The dollar continued to slip lower on Thursday following minutes on Wednesday from the Federal Reserve’s May meeting that sprung few surprises, with most rate-setters preferring additional 50 basis point rate hikes “at the next couple of meetings”.

Earlier in May, the US central bank raised its benchmark interest rate by 0.5 percentage points – the biggest hike in over 20 years – and indicated that it would persist at that pace at its next two meetings to contain inflation.

The dollar was dealt a further blow on Thursday by data showing the domestic economy contracted in the first three months of the year, despite a consistent pace of spending by consumers and businesses.
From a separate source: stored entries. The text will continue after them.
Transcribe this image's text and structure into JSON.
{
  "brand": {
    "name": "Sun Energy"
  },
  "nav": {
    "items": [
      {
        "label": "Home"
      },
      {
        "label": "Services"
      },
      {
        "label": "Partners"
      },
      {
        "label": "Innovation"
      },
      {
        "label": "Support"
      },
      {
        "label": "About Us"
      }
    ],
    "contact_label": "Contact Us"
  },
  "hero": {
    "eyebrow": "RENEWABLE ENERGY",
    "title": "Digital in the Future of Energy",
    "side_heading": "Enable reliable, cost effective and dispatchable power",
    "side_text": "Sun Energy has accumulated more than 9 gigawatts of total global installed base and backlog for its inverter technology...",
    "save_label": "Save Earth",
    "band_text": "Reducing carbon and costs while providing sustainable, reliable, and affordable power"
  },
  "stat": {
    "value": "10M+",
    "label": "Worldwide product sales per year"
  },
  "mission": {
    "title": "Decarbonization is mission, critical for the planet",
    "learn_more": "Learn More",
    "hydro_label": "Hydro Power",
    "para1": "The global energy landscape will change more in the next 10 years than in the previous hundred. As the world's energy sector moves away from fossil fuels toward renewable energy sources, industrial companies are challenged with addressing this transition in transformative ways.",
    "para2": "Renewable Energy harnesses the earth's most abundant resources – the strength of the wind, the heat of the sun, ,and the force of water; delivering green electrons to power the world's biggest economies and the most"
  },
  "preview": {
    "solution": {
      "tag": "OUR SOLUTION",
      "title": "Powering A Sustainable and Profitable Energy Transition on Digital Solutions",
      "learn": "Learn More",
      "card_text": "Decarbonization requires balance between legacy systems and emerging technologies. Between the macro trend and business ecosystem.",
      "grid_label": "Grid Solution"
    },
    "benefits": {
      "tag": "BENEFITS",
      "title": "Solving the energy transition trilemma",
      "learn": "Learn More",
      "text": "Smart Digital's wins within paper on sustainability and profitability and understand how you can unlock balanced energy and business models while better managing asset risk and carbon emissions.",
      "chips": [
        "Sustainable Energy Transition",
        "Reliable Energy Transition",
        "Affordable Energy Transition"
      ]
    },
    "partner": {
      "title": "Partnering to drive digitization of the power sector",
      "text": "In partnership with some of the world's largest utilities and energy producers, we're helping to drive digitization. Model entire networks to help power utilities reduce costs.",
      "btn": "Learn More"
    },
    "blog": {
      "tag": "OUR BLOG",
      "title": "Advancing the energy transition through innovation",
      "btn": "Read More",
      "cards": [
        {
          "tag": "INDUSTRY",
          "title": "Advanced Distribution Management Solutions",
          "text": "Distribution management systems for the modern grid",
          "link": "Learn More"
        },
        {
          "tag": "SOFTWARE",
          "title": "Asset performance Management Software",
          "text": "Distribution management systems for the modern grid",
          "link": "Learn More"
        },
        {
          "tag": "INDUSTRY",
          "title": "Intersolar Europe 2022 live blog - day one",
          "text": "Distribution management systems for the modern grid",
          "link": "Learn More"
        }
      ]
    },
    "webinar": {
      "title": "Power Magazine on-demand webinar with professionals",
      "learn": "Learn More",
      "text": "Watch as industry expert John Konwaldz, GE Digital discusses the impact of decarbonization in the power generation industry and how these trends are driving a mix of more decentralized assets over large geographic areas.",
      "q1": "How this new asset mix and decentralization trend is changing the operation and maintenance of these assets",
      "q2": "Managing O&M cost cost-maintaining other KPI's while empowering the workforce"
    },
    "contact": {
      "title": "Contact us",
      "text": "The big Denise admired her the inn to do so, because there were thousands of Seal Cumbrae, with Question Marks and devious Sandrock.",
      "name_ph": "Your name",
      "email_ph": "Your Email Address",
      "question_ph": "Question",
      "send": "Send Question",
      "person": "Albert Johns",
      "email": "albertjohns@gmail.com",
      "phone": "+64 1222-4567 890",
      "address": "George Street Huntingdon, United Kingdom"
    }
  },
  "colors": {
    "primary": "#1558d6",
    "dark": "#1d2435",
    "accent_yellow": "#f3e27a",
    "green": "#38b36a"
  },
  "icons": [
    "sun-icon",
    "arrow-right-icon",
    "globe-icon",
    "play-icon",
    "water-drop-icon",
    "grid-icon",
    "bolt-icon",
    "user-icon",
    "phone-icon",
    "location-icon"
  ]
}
According to the Commerce Department, the US economy shrank at a 1.5% annual pace in Q1 – a downward revision of 0.1% from its first estimate last month. This represented the first fall in gross domestic product (GDP) since Q2 2020 – during the Covid-19 recession – and followed a strong 6.9% expansion in Q4 last year.

The gloomy GDP estimate was softened slightly by data showing applications for US unemployment insurance fell last week by more than forecast, underscoring a tight labour market.

Initial jobless claims decreased by 8,000 to 210,000 in the week ended 21 May, the Labour Department reported on Thursday.

Looking ahead

Another barren day in the UK economic calendar on Friday means US data sets will be in full focus for investors, with the core personal consumption expenditures price index and personal spending numbers hitting the headlines.